Oil steady ahead of OPEC meeting
Oil prices steadied on Wednesday, supported by a drop in U.S. commercial crude inventories and the loss of storage capacity in Libya, but under pressure ahead of a meeting of OPEC exporters which may increase global production.
Benchmark Brent crude was unchanged at $75.08 a barrel by 1037 GMT. U.S. light crude was 5 cents higher at $65.12.
U.S. crude inventories fell by 3 million barrels to 430.6 million barrels in the week to June 15, according to an American Petroleum Institute report on Tuesday.
Traders said a drop in Libyan supplies due to the collapse of an estimated 400,000-barrel storage tank also helped push up prices.
Looming large over markets, however, were meetings scheduled on June 22-23 in Vienna of the Organization of the Petroleum Exporting Countries with other big producers, including Russia.
Saudi Arabia, as well as Russia, which is not an OPEC member but is the world's biggest oil producer, are pushing to loosen supply controls introduced to prop up prices in 2017.
Other OPEC members, including Iran, oppose such a move, fearing a price slump.

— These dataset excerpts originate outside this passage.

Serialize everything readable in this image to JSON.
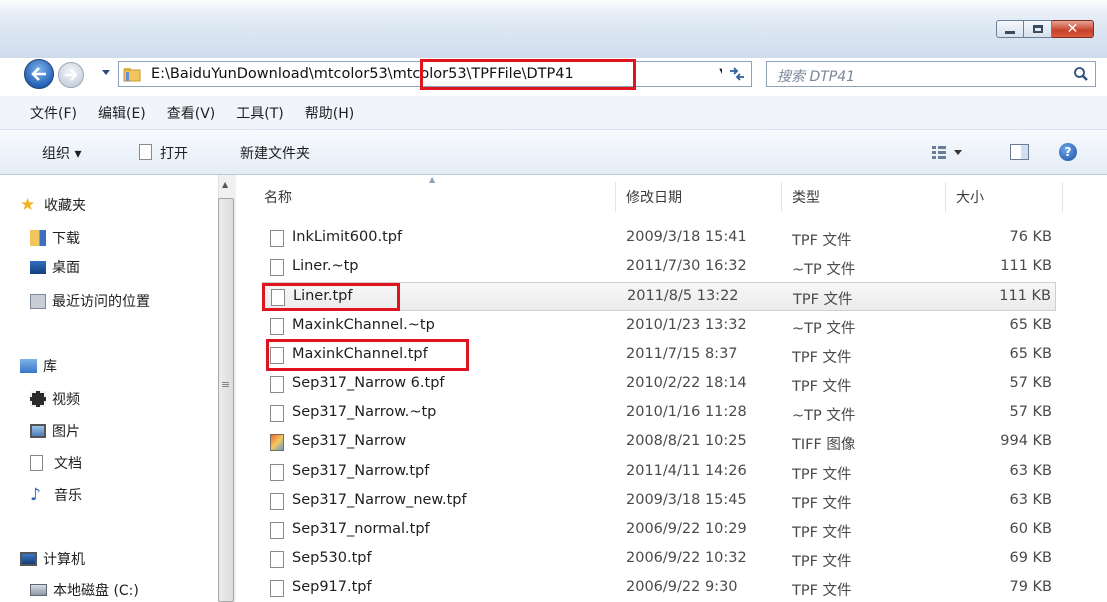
{
  "window": {
    "caption_buttons": [
      "minimize",
      "maximize",
      "close"
    ]
  },
  "address": {
    "path": "E:\\BaiduYunDownload\\mtcolor53\\mtcolor53\\TPFFile\\DTP41",
    "search_placeholder": "搜索 DTP41"
  },
  "menu": {
    "file": "文件(F)",
    "edit": "编辑(E)",
    "view": "查看(V)",
    "tools": "工具(T)",
    "help": "帮助(H)"
  },
  "toolbar": {
    "organize": "组织 ▾",
    "open": "打开",
    "new_folder": "新建文件夹"
  },
  "sidebar": {
    "favorites": "收藏夹",
    "downloads": "下载",
    "desktop": "桌面",
    "recent": "最近访问的位置",
    "libraries": "库",
    "videos": "视频",
    "pictures": "图片",
    "documents": "文档",
    "music": "音乐",
    "computer": "计算机",
    "local_disk": "本地磁盘 (C:)"
  },
  "columns": {
    "name": "名称",
    "date": "修改日期",
    "type": "类型",
    "size": "大小"
  },
  "files": [
    {
      "name": "InkLimit600.tpf",
      "date": "2009/3/18 15:41",
      "type": "TPF 文件",
      "size": "76 KB"
    },
    {
      "name": "Liner.~tp",
      "date": "2011/7/30 16:32",
      "type": "~TP 文件",
      "size": "111 KB"
    },
    {
      "name": "Liner.tpf",
      "date": "2011/8/5 13:22",
      "type": "TPF 文件",
      "size": "111 KB"
    },
    {
      "name": "MaxinkChannel.~tp",
      "date": "2010/1/23 13:32",
      "type": "~TP 文件",
      "size": "65 KB"
    },
    {
      "name": "MaxinkChannel.tpf",
      "date": "2011/7/15 8:37",
      "type": "TPF 文件",
      "size": "65 KB"
    },
    {
      "name": "Sep317_Narrow 6.tpf",
      "date": "2010/2/22 18:14",
      "type": "TPF 文件",
      "size": "57 KB"
    },
    {
      "name": "Sep317_Narrow.~tp",
      "date": "2010/1/16 11:28",
      "type": "~TP 文件",
      "size": "57 KB"
    },
    {
      "name": "Sep317_Narrow",
      "date": "2008/8/21 10:25",
      "type": "TIFF 图像",
      "size": "994 KB"
    },
    {
      "name": "Sep317_Narrow.tpf",
      "date": "2011/4/11 14:26",
      "type": "TPF 文件",
      "size": "63 KB"
    },
    {
      "name": "Sep317_Narrow_new.tpf",
      "date": "2009/3/18 15:45",
      "type": "TPF 文件",
      "size": "63 KB"
    },
    {
      "name": "Sep317_normal.tpf",
      "date": "2006/9/22 10:29",
      "type": "TPF 文件",
      "size": "60 KB"
    },
    {
      "name": "Sep530.tpf",
      "date": "2006/9/22 10:32",
      "type": "TPF 文件",
      "size": "69 KB"
    },
    {
      "name": "Sep917.tpf",
      "date": "2006/9/22 9:30",
      "type": "TPF 文件",
      "size": "79 KB"
    }
  ],
  "colors": {
    "highlight_box": "#e0141e",
    "close_button": "#c7412a",
    "selected_row": "#ebebeb"
  }
}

"The run-up to this OPEC meeting is fraught with uncertainty with Iran from the onset adopting a very entrenched opposition to any supply increase," Harry Tchilinguirian, head of oil strategy at French bank BNP Paribas, told Reuters Global Oil Forum.

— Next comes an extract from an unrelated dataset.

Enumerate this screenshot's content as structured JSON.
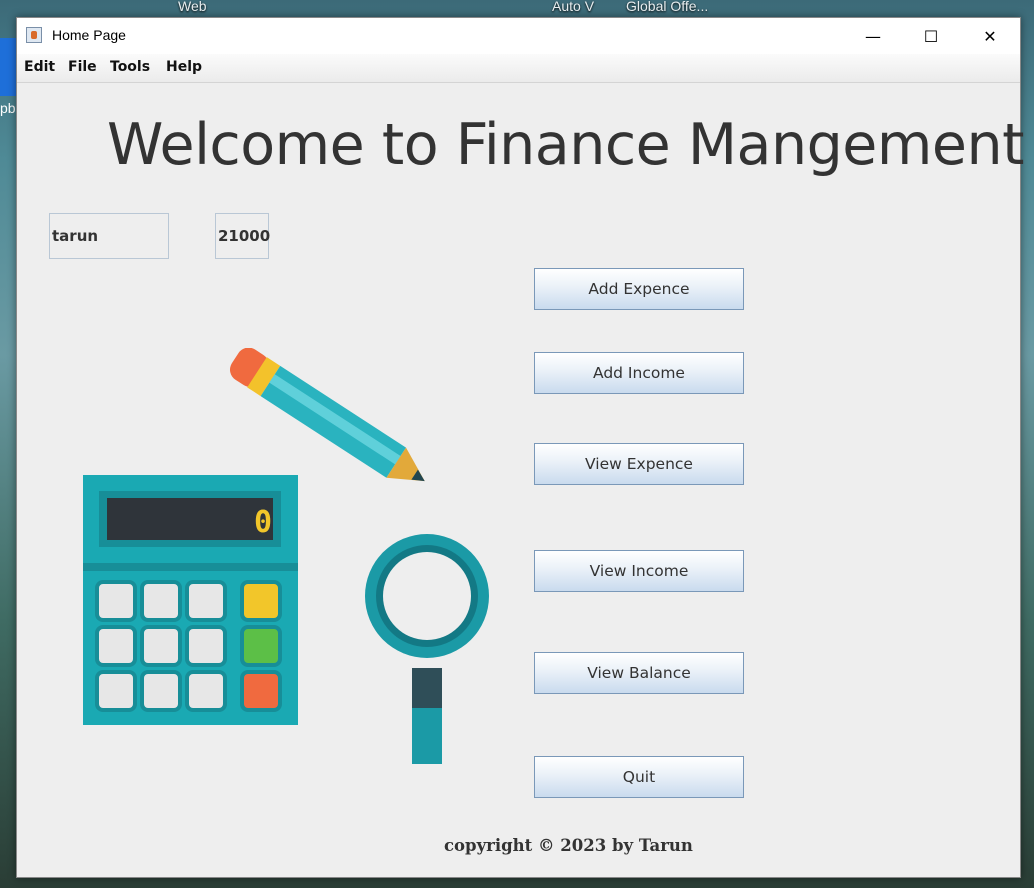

Technical analysts say prices are unpredictable:
"The market is now stuck in an OPEC-wary condition. It is likely to be thrown around by headlines and over enthusiastic participation is not advised," said Robin Bieber, director of London brokerage PVM Oil Associates.

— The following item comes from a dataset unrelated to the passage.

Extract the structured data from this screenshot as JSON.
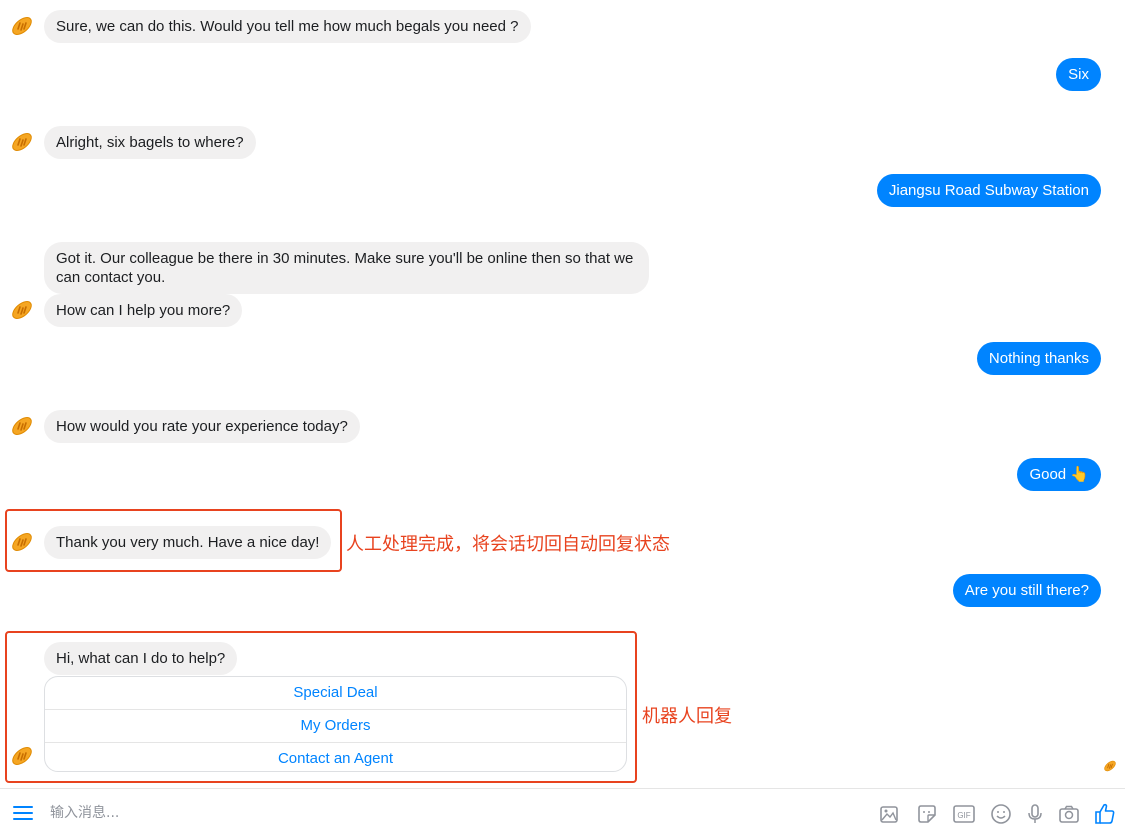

Jack Allardyce, research analyst at Cantor Fitzgerald Europe, expects OPEC to compromise and agree a fairly modest increase of 300,000-600,000 barrels per day in production, equivalent to about 0.5 percent of world production.
"We could see this knocking $5 per barrel off Brent," Allardyce said.
Markets are also watching tension between the United States and China, with both sides threatening to impose duties on each other's exports, including U.S. crude oil.
A 25 percent tariff on U.S. crude oil imports, as threatened by China in retaliation for duties Washington has announced but not yet implemented against Chinese products, would make U.S. crude uncompetitive in China versus other supplies.
This would almost certainly lead to a sharp drop-off in Chinese purchases of U.S. crude, which have boomed in the last two years to a business now worth around $1 billion per month.